In case of stairs, use fire

Just a silly re-consideration of a sign my friend Nancy found. Hit the jump for a making-of…

To complete these steps, you will need to have copies of the GIMP and Inkscape.

1. First, load the image into the GIMP.

2. Use the transform tool to correct the perspective (I recommend setting up guide lines, by dragging from the ruler into the image).

3. Once the image is squared up, crop it to size.

4. Use the threshold tool to convert the image into black and white. Drag the arm until you find something that represents the original image. Don’t worry if it is a bit noisy, we’ll clear that up in a minute. Once you have something you like, apply the threshold command, and copy the resulting image to the clipboard.

5. Next, fire up your copy of Inkscape and paste in the image.

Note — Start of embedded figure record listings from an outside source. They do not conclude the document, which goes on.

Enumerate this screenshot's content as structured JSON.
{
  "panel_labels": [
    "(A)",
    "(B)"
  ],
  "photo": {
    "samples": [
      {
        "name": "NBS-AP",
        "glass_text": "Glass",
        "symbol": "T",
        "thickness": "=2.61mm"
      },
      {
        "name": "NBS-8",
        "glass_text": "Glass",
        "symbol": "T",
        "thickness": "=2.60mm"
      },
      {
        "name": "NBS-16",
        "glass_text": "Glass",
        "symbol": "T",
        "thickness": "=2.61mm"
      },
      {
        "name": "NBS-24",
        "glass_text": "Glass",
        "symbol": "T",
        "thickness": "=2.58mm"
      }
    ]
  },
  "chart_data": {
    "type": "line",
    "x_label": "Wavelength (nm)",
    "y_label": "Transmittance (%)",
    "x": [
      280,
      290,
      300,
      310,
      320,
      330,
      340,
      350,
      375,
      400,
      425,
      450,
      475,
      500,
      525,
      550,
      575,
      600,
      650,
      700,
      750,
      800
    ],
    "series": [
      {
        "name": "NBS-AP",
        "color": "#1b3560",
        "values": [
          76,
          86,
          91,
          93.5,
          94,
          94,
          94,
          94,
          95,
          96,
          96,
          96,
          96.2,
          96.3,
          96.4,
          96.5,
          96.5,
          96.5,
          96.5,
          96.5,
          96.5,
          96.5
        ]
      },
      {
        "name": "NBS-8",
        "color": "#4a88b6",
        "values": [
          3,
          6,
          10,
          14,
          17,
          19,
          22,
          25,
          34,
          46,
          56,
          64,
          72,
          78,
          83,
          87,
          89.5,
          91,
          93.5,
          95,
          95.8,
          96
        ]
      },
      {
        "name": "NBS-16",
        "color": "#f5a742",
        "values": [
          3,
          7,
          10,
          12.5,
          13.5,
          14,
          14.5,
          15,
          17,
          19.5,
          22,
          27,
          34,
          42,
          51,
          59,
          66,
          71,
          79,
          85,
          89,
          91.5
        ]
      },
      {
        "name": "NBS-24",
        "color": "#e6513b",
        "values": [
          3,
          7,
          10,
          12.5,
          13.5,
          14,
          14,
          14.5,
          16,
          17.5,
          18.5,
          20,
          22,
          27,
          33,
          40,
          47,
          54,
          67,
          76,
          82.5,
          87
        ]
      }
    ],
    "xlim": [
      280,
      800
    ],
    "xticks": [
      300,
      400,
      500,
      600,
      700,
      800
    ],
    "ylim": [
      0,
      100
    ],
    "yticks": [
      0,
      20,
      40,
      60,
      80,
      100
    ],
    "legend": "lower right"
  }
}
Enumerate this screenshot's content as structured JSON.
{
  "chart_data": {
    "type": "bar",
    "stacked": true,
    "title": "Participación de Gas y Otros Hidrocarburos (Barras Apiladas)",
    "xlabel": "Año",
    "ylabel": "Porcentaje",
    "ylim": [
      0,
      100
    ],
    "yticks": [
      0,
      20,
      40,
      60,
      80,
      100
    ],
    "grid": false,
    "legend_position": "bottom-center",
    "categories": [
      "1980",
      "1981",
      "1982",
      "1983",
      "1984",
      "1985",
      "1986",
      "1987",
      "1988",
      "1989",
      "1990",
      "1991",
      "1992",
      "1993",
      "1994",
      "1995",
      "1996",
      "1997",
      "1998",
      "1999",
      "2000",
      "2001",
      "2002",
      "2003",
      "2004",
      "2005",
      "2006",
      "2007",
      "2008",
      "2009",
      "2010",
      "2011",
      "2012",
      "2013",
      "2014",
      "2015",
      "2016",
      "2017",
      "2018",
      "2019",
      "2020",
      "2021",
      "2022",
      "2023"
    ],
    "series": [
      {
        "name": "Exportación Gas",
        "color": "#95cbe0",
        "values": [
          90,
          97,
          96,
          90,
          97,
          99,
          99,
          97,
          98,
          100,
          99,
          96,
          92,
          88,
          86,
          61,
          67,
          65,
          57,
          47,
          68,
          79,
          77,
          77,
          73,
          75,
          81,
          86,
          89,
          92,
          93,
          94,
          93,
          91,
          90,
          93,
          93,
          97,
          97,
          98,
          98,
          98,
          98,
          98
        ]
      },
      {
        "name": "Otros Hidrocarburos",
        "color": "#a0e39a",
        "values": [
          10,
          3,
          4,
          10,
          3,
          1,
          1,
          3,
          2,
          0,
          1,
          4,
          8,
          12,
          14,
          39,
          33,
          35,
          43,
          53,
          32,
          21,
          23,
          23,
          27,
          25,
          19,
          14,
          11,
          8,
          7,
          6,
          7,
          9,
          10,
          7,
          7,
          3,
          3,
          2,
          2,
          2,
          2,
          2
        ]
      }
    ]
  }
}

6. Use the ‘trace bitmap’ function to convert the bitmap into lineart. The defaults worked for me.

7. If the traced version looks good, delete the bitmap version. Otherwise, tune the settings and try again.

8. Use the path->break apart command to disconnect each of the individual components of the image, so that you will be able to drag them around.

9. Recombine the pieces that should be together (such as the body and head of the person, and the individual words), by selecting each group in turn, and applying the path->combine tool. Note that I changed the color of the black text rectangle, so that I would be able to see the text elements in front of it.

10. Re-arrange the components to your liking.

11. Use the align/distribute tools to fix the spacings on the words. I used the align tools to line up the words, then used the equal spacing tool to space them out.

12. Recombine all of the words into a single block, to make them visible again.

13. (optional) Make the text box square by deleting any extra points spaced around its edges, then aligning the corner points.

14. Create a white square that has the same size as the black text box, to serve as a bounding box for the image. Export the drawing, and you are done!